Düş mü gerçek mi yoksa uyandığım da biten bir rüya mı olduğunu bilmediğim bu öyküde. Yorgun kalbimi sırtlayıp, düşsel bir avuntuyla attığım adımlar ve bir türlü sana gelemediğim yolculuklar vardı geçmişimde. Geçmişimdeydin evet, en dokunulmamış en saf en güzel yerindeydin. Duvar diplerinde kırık oyuncuklarımla bilinmezliği sevmeye çalışırken âşık olmuştum sana. Sense hep aynı yerde, aynı imkânsızlıkla sevilmeyi bekliyordun. Nerden bilirdim, kim söylese yalan derdim, acıyı bu kadar sevdiğimden mi bilmem, duyduğum bütün seslerde aynı şarkı vardı ve hep aynı yolculuktan sonra bulunuyordu anlamı hayatın. Ben erken başladım hayata, tıpkı senin gibiydim, bir parçası eksik bir oyuncaktım çocukluğumun elinde, sense hep aynı yerde aynı türküde aynı uçurum ıslığında dokunulmamış bir sevdaydın. Adını bir çiçeğe verdim, gün doğumunu bekleyen mavi gözlü devler vardı bu hikâyede, isimleri bilinmeyen güzel köy kızları, allı, yeşilli ve dudakları öpülmemiş, ürkek ve acemiydiler, ilk defa büyüyorlardı, ilk defa tutulmuştu elleri, ilk defa bakılmıştı yeşil gözlerine uzun uzun. Hep bir yerlerden gelecek birileri, hep onları bir yere götürecek kadar onları sevecek birileri vardı bu masalda. Oysa zaman, kendinden yanaydı, hiçbir düşleri gerçeğin kıyısında hayat bulmayacak, kınalı ellerinde ki kırmızı kan asla onları terk edip gitmeyecekti. İsimleri yoktu onların, elleri, gözleri vardı ve yetiyordu onları bu romanın tek kahramanı kılmaya. Sen neresindeydin bu öykünün, ya da olmalı mıydın? Ben gözlerimi hayata yumarken son sözlerinle karşımda durmalı mıydın? Yazık! Paha biçilemeyen bir mutluluk sunmuştum insanlara, hiç birine söylediğim sevgi sözü diğerine benzemeyecek kadar farklı sevmiştim herkesi... Sesimi kaybettiğim yerdi beni onlardan ayıran biliyorum, biliyorum böyle bir sonbahardı yine, dudaklarım kurumuştu gözlerim uzak bir yerlerde, tanımadığım o kadını arıyordu... Adı, adı neydi sahi? Düşüncelerim boşlukta, ağrısız sızısız son vermek vardı ya, ellerim yine ihanet etti bana, yine çok gördü kısacık ömrüme tanımadığım mutluluğu…

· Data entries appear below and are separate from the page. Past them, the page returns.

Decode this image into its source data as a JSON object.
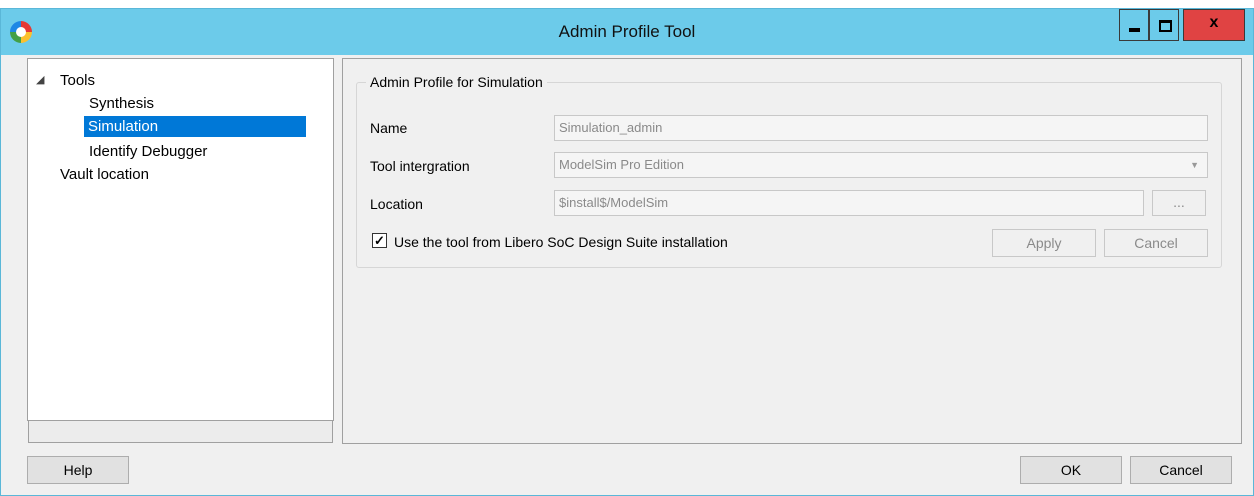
{
  "window": {
    "title": "Admin Profile Tool",
    "close_glyph": "x"
  },
  "tree": {
    "expander_icon": "◢",
    "root": "Tools",
    "children": [
      "Synthesis",
      "Simulation",
      "Identify Debugger"
    ],
    "selected": "Simulation",
    "other": "Vault location"
  },
  "profile": {
    "group_title": "Admin Profile for Simulation",
    "name_label": "Name",
    "name_value": "Simulation_admin",
    "tool_label": "Tool intergration",
    "tool_value": "ModelSim Pro Edition",
    "location_label": "Location",
    "location_value": "$install$/ModelSim",
    "browse_label": "...",
    "use_tool_label": "Use the tool from Libero SoC Design Suite installation",
    "use_tool_checked": true,
    "apply_label": "Apply",
    "cancel_label": "Cancel"
  },
  "footer": {
    "help_label": "Help",
    "ok_label": "OK",
    "cancel_label": "Cancel"
  },
  "colors": {
    "titlebar": "#6ccbea",
    "selection": "#0078d7",
    "close": "#e04343"
  }
}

Bir ağrıyla uyandım bir sabah, yine güneşi göremeden uyumuşum. Bir kadın vardı rüyamda, yeşil gözleri vardı, hiç durmadan ağlıyordu, uzanıp silemiyordum yaşlarını gözlerinden, koparıp alamıyordum acıyı titreyen dudaklarından... Öylece izliyordum uzaklardan, oysa ne çok istemiştim ona dokunmayı, saçlarının her bir telinde uzun bir yolculuk düşlemeyi, ne çok istemiştim uyurken onu seyretmeyi, üstünü örtmeyi, uzanıp alnından ilk defa defalarca öpmeyi… Bir kadın vardı rüyamda, adı neydi sahi?
Hayatım boyunca bir defa olsun mükemmel bir güzelliğin sahibi olmak tanıdığım bütün insanların bir düşüydü. Bakıldığında geçmişe elbette güzellikler vardı, sınırsız tarif edilemeyen, sadece yaşanılması gereken. Biri vardır ki yaşamımızda unutulmayan. Bu öyle bir hikâye işte, Asminin hikâyesi. Asmin var olmayan bir çiçekken, onu yeniden tarif edip anlatabilmek benim payıma düşmüştü. Uzun bir tutsaklığın bitiminde karşıma çıkmıştı, yorgunluğumu gizlemek bir kenara ona tüm geçmişimi sunmuştum. Ummadığım bir mutluluğun ilk sözcükleri asmin’i Kürtçe severek başlamıştı.
Bu dili bilmeyen birine bunu anlatmak yerine yaşatmayı seçmiştim. Esrarengiz biriydim onun için, tanıdığı herkesten farklıydım, bu yüzden belki de onu bilmediği bir dilde anlatıp yaşamak karşı çıkmak istemediği bir yolculuğa çıkarıyordu ikimizi. Süresi önemli değildi, sınırsız da olabilirdi, bir anda da bitebilirdi.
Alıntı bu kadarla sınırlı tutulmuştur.